Les disciplines scientifiques sont encore dominées par les hommes, non pas à cause de leur intelligence supérieure mais en raison de la croyance ancestrale qu’elles seraient l’apanage du mâle. Les sciences font d’ailleurs l’objet de programmes pour promouvoir l’implication des femmes de la maternelle à l’université dans les mathématiques et la physique notamment. En Pologne on semble loin du compte, par exemple le comité d’organisation des olympiades physique est composé exclusivement d’hommes.

La menace du stéréotype semble bien plus opérante pour expliquer les piètres résultats des femmes aux olympiades.
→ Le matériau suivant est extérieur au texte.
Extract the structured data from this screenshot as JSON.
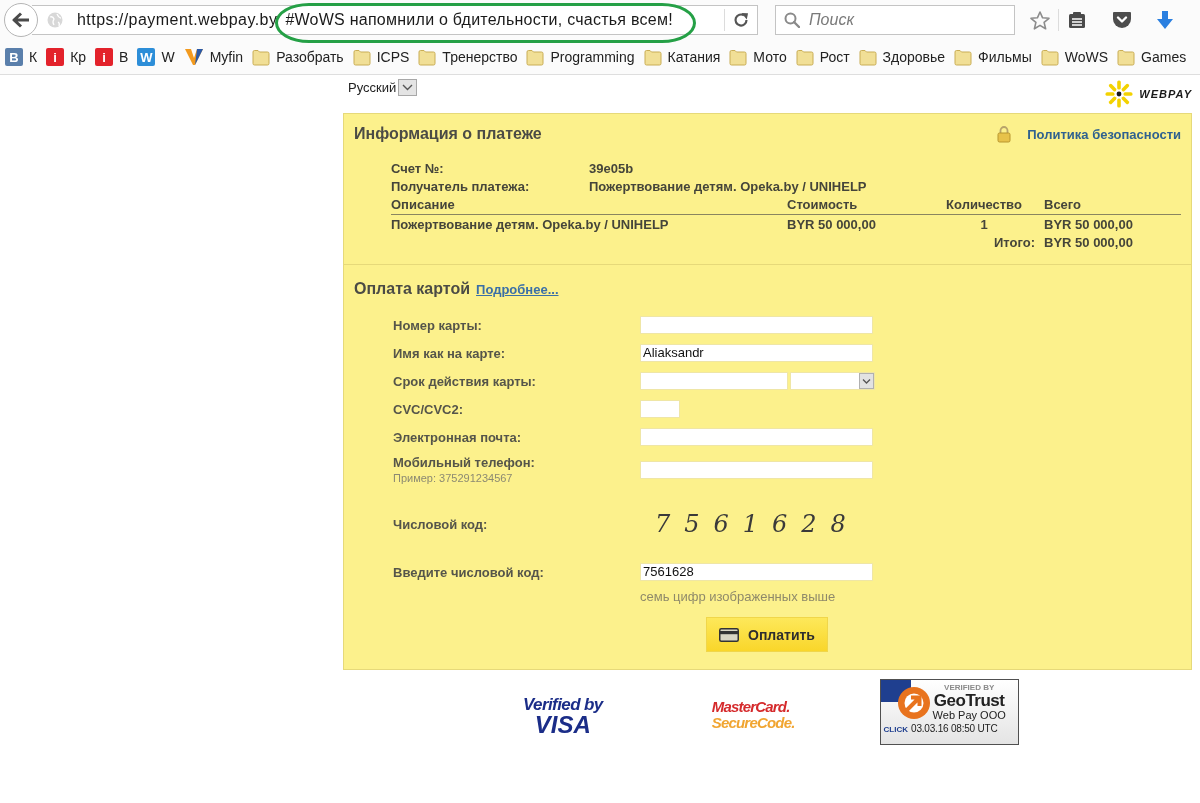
{
  "browser": {
    "url": {
      "host": "https://payment.webpay.by",
      "fragment": "#WoWS напомнили о бдительности, счастья всем!",
      "highlighted": true
    },
    "search": {
      "placeholder": "Поиск"
    },
    "bookmarks": [
      {
        "kind": "vk",
        "glyph": "B",
        "label": "К"
      },
      {
        "kind": "red",
        "glyph": "i",
        "label": "Кр"
      },
      {
        "kind": "red",
        "glyph": "i",
        "label": "В"
      },
      {
        "kind": "w",
        "glyph": "W",
        "label": "W"
      },
      {
        "kind": "myfin",
        "label": "Myfin"
      },
      {
        "kind": "folder",
        "label": "Разобрать"
      },
      {
        "kind": "folder",
        "label": "ICPS"
      },
      {
        "kind": "folder",
        "label": "Тренерство"
      },
      {
        "kind": "folder",
        "label": "Programming"
      },
      {
        "kind": "folder",
        "label": "Катания"
      },
      {
        "kind": "folder",
        "label": "Мото"
      },
      {
        "kind": "folder",
        "label": "Рост"
      },
      {
        "kind": "folder",
        "label": "Здоровье"
      },
      {
        "kind": "folder",
        "label": "Фильмы"
      },
      {
        "kind": "folder",
        "label": "WoWS"
      },
      {
        "kind": "folder",
        "label": "Games"
      }
    ]
  },
  "header": {
    "language": "Русский",
    "logo": "WEBPAY"
  },
  "payment_info": {
    "title": "Информация о платеже",
    "security_link": "Политика безопасности",
    "details": [
      {
        "label": "Счет №:",
        "value": "39e05b"
      },
      {
        "label": "Получатель платежа:",
        "value": "Пожертвование детям. Opeka.by / UNIHELP"
      }
    ],
    "table": {
      "columns": [
        "Описание",
        "Стоимость",
        "Количество",
        "Всего"
      ],
      "rows": [
        [
          "Пожертвование детям. Opeka.by / UNIHELP",
          "BYR 50 000,00",
          "1",
          "BYR 50 000,00"
        ]
      ],
      "total_label": "Итого:",
      "total_value": "BYR 50 000,00"
    }
  },
  "card_payment": {
    "title": "Оплата картой",
    "more_link": "Подробнее...",
    "fields": [
      {
        "kind": "text",
        "label": "Номер карты:"
      },
      {
        "kind": "text",
        "label": "Имя как на карте:",
        "value": "Aliaksandr"
      },
      {
        "kind": "expiry",
        "label": "Срок действия карты:"
      },
      {
        "kind": "short",
        "label": "CVC/CVC2:"
      },
      {
        "kind": "text",
        "label": "Электронная почта:"
      },
      {
        "kind": "text",
        "label": "Мобильный телефон:",
        "example": "Пример: 375291234567"
      },
      {
        "kind": "captcha",
        "label": "Числовой код:",
        "code": "7561628"
      },
      {
        "kind": "text",
        "label": "Введите числовой код:",
        "value": "7561628",
        "hint": "семь цифр изображенных выше"
      }
    ],
    "submit": "Оплатить"
  },
  "trust_badges": [
    {
      "kind": "visa",
      "lines": [
        "Verified by",
        "VISA"
      ]
    },
    {
      "kind": "mastercard",
      "lines": [
        "MasterCard.",
        "SecureCode."
      ]
    },
    {
      "kind": "geotrust",
      "verified": "VERIFIED BY",
      "brand": "GeoTrust",
      "company": "Web Pay OOO",
      "click": "CLICK",
      "timestamp": "03.03.16 08:50 UTC"
    }
  ]
}
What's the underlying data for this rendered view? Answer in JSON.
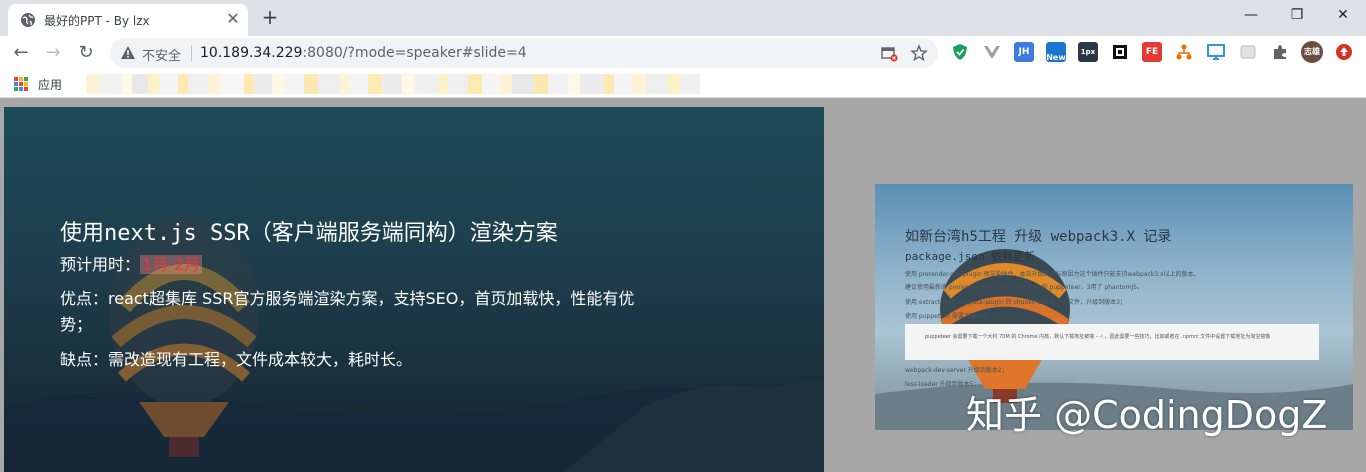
{
  "browser": {
    "tab": {
      "title": "最好的PPT - By lzx",
      "close_glyph": "✕"
    },
    "new_tab_glyph": "+",
    "window_controls": {
      "minimize": "—",
      "maximize": "❐",
      "close": "✕"
    },
    "toolbar": {
      "back": "←",
      "forward": "→",
      "reload": "↻"
    },
    "omnibox": {
      "security_label": "不安全",
      "url_host": "10.189.34.229",
      "url_rest": ":8080/?mode=speaker#slide=4"
    },
    "extensions": [
      {
        "name": "shield-extension",
        "label": "",
        "color": "#1aa260"
      },
      {
        "name": "vue-devtools-extension",
        "label": "",
        "color": "#9e9e9e"
      },
      {
        "name": "jh-extension",
        "label": "JH",
        "color": "#3d7be0"
      },
      {
        "name": "new-extension",
        "label": "New",
        "color": "#1976d2"
      },
      {
        "name": "1px-extension",
        "label": "1px",
        "color": "#283845"
      },
      {
        "name": "square-extension",
        "label": "",
        "color": "#111111"
      },
      {
        "name": "fe-extension",
        "label": "FE",
        "color": "#e53935"
      },
      {
        "name": "tree-extension",
        "label": "",
        "color": "#ef6c00"
      },
      {
        "name": "screen-extension",
        "label": "",
        "color": "#1e88e5"
      },
      {
        "name": "grey-extension",
        "label": "",
        "color": "#cfcfcf"
      },
      {
        "name": "puzzle-extension",
        "label": "",
        "color": "#5f6368"
      },
      {
        "name": "profile-avatar",
        "label": "志雄",
        "color": "#6d4c41"
      },
      {
        "name": "update-extension",
        "label": "",
        "color": "#d93025"
      }
    ]
  },
  "bookmarks": {
    "apps_label": "应用",
    "apps_dot_colors": [
      "#ea4335",
      "#fbbc05",
      "#34a853",
      "#4285f4",
      "#ea4335",
      "#fbbc05",
      "#34a853",
      "#4285f4",
      "#ea4335"
    ]
  },
  "slide": {
    "title": "使用next.js SSR（客户端服务端同构）渲染方案",
    "time_label": "预计用时：",
    "time_value": "1月-2月",
    "pros_line1": "优点：react超集库 SSR官方服务端渲染方案，支持SEO，首页加载快，性能有优",
    "pros_line2": "势；",
    "cons": "缺点：需改造现有工程，文件成本较大，耗时长。"
  },
  "preview": {
    "title": "如新台湾h5工程 升级 webpack3.X 记录",
    "subtitle": "package.json 依赖更新",
    "line1": "使用 prerender-spa-plugin 预渲染插件，本次升级的目标原因为这个插件只能支持webpack3.x以上的版本。",
    "line2": "建议使用最新的 prerender 插件，2用了 Chrome 的 puppeteer，3用了 phantomJS。",
    "line3": "使用 extract-text-webpack-plugin 的 chunks 抽离出 css 文件，升级到版本3；",
    "line4": "使用 puppeteer 需要下载内核；",
    "code": "puppeteer 会需要下载一个大约 70M 的 Chrome 内核，默认下载地址被墙 - -! ，因此需要一些技巧，比如或者在 .npmrc 文件中设置下载地址为淘宝镜像",
    "line5": "webpack-dev-server 升级到版本2；",
    "line6": "less-loader 升级到版本5；"
  },
  "watermark": "知乎 @CodingDogZ"
}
Donner un exercice de tracé géométrique intitulé « mathématiques » à une classe et les garçons réussiront mieux que les filles, appelez le même exercice « dessin » et vous obtiendrez le résultat inverse. Par un mécanisme psychologique bien connu, le stéréotype « les femmes ne sont pas doués en sciences » se révèle vrai. Il y a donc fort à parier que, se considérant de toute façon pas à la hauteur, de nombreuses jeunes femmes ne s’inscrivent pas. D’autant plus que l’esprit de compétition est encouragé, à l’école et ailleurs, chez les garçons bien plus que chez les filles, à qui on demande beaucoup moins de se mesurer aux autres.

Femmes et hommes présentent les mêmes capacités intellectuelles et les différences se jouent selon les activités qu’ils et elles exercent, qui décuplent différentes compétences mentales. Or les compétences mentales valorisées dans notre société se développent comme par hasard plus souvent dans des activités pratiquées majoritairement par des hommes, et dont les femmes ont longtemps été éloignées. La sortie de Janusz Korwin-Mikke et la répartie bien sentie de sa collègue espagnole, montrent, s’il n’était besoin, que pour être député, les hommes n’ont pas besoin d’être intelligent, tandis que cela demande encore aux femmes du courage, de la sagacité et de la force.